With the help of Hagerstown businessman Merle Elliott, the Dick Kelly Memorial Foundation was established in 1994 for the purpose of "Molding Tomorrow's Winners," as stated in its brochure, and awarding scholarships to golfers ages 12 to 18 in the Tri-State area.

The first Dick Kelly Memorial Team Championship, a golf tournament played at Black Rock Golf Course and sponsored by The Herald-Mail, was played in 1994. Proceeds from the tournament, along with donations from local businesses, go directly to the memorial fund.

Two years later, the first Tri-State Junior Golf Tournament was held, complete with the first-class stipulations that Mowen insisted on from the outset.

"We had starting times for all of the kids and announce the players," Mowen said. "We want it to be a special thing for them."

The junior golf program hosts tournaments each year at Black Rock, Beaver Creek Country Club and Fountain Head Country Club in Washington County, Waynesboro (Pa.) Country Club and Stonebridge Golf Course in Martinsburg, W.Va.

The tournaments averaged 37 players the first year. In 2005, the 10th year of the junior program, an average of 86 players participated.

"We've attracted 3,500 golfers since we started and given out 53 scholarships," Mowen said. "We've had 10 or 11 players compete in national tournaments. We give every year to the Boys Club and Girls Inc.

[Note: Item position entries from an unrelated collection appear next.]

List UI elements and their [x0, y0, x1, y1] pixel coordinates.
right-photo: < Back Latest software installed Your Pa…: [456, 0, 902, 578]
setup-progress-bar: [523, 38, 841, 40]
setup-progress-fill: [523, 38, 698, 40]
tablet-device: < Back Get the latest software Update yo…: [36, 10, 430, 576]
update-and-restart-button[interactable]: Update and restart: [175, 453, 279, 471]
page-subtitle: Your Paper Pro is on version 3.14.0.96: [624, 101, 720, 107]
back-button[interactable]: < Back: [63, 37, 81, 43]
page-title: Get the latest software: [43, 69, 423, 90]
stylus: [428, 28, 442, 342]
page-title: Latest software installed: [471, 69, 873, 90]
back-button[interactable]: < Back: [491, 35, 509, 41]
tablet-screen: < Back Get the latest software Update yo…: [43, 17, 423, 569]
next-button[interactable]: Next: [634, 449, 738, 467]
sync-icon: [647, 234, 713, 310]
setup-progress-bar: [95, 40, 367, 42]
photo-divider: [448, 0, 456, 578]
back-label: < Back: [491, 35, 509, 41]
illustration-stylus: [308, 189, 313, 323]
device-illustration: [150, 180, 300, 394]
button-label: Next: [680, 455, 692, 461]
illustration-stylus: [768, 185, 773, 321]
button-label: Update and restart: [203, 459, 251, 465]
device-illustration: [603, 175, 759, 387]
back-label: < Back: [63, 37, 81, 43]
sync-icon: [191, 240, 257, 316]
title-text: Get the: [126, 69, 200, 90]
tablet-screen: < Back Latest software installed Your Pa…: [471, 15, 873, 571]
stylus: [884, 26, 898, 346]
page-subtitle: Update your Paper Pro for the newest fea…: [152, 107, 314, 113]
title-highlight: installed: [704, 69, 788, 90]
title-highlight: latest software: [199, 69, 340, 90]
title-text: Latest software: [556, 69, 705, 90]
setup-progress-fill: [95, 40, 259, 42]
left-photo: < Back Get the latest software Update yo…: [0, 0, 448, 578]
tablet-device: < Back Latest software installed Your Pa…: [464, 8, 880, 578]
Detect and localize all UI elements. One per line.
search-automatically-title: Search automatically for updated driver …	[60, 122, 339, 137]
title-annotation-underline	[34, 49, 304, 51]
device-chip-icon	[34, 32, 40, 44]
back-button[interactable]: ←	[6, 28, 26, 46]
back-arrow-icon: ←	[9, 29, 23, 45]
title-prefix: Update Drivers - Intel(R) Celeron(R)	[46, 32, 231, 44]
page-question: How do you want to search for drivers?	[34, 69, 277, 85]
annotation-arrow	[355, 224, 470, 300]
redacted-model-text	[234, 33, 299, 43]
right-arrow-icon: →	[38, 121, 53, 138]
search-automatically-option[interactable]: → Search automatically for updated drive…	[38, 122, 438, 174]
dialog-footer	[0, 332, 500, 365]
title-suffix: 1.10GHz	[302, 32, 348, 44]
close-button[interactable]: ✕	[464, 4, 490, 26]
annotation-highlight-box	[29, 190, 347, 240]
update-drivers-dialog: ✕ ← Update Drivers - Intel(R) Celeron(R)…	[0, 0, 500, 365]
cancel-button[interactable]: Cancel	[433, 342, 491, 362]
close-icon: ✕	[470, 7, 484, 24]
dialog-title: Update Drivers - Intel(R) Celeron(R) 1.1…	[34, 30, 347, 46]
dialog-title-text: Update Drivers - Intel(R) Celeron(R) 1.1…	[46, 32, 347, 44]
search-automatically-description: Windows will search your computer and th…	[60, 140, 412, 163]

Last year, we gave to Hagerstown Community College for the first time."

In addition to promoting the game of golf to youngsters, Mowen saw the opportunity to teach other lessons through the game - lessons that the participants could carry with them into their adult years.

"We tell them up front that they're not just there to learn golf," Mowen said. "We want them to become competitors and to learn to respect their fellow competitors."

Part of that lesson is passed along at the post-tournament luncheons. All participants in the junior golf tournaments are required to attend the luncheon, during which the awards for that day's round of golf are presented.

Mowen said attendance is required to pay tribute and respect to the tournament winners.

"It's important that they are there because next time around, they might be the winner," Mowen said.

Q&A

Name - Donald Mowen

Address - Hagerstown

Date of birth - June 16, 1929

Occupation - Retired district manager for RCA.

Most notable achievement - Named Citizen of the Month by the Washington County Commissioners in April 2002.

Your proudest moment - The birth of my two children.

Who is the person you most admire and why? - Probably Gen. David Sarnoff. He was Mr. RCA, developed radio with Marconi and brought us color TV.

What is the best piece of advice you ever received? Who gave it to you? - Our company used to preach it: "The customer is always right."

What is the next goal you would like to achieve? - To get my golf handicap back down where it belongs.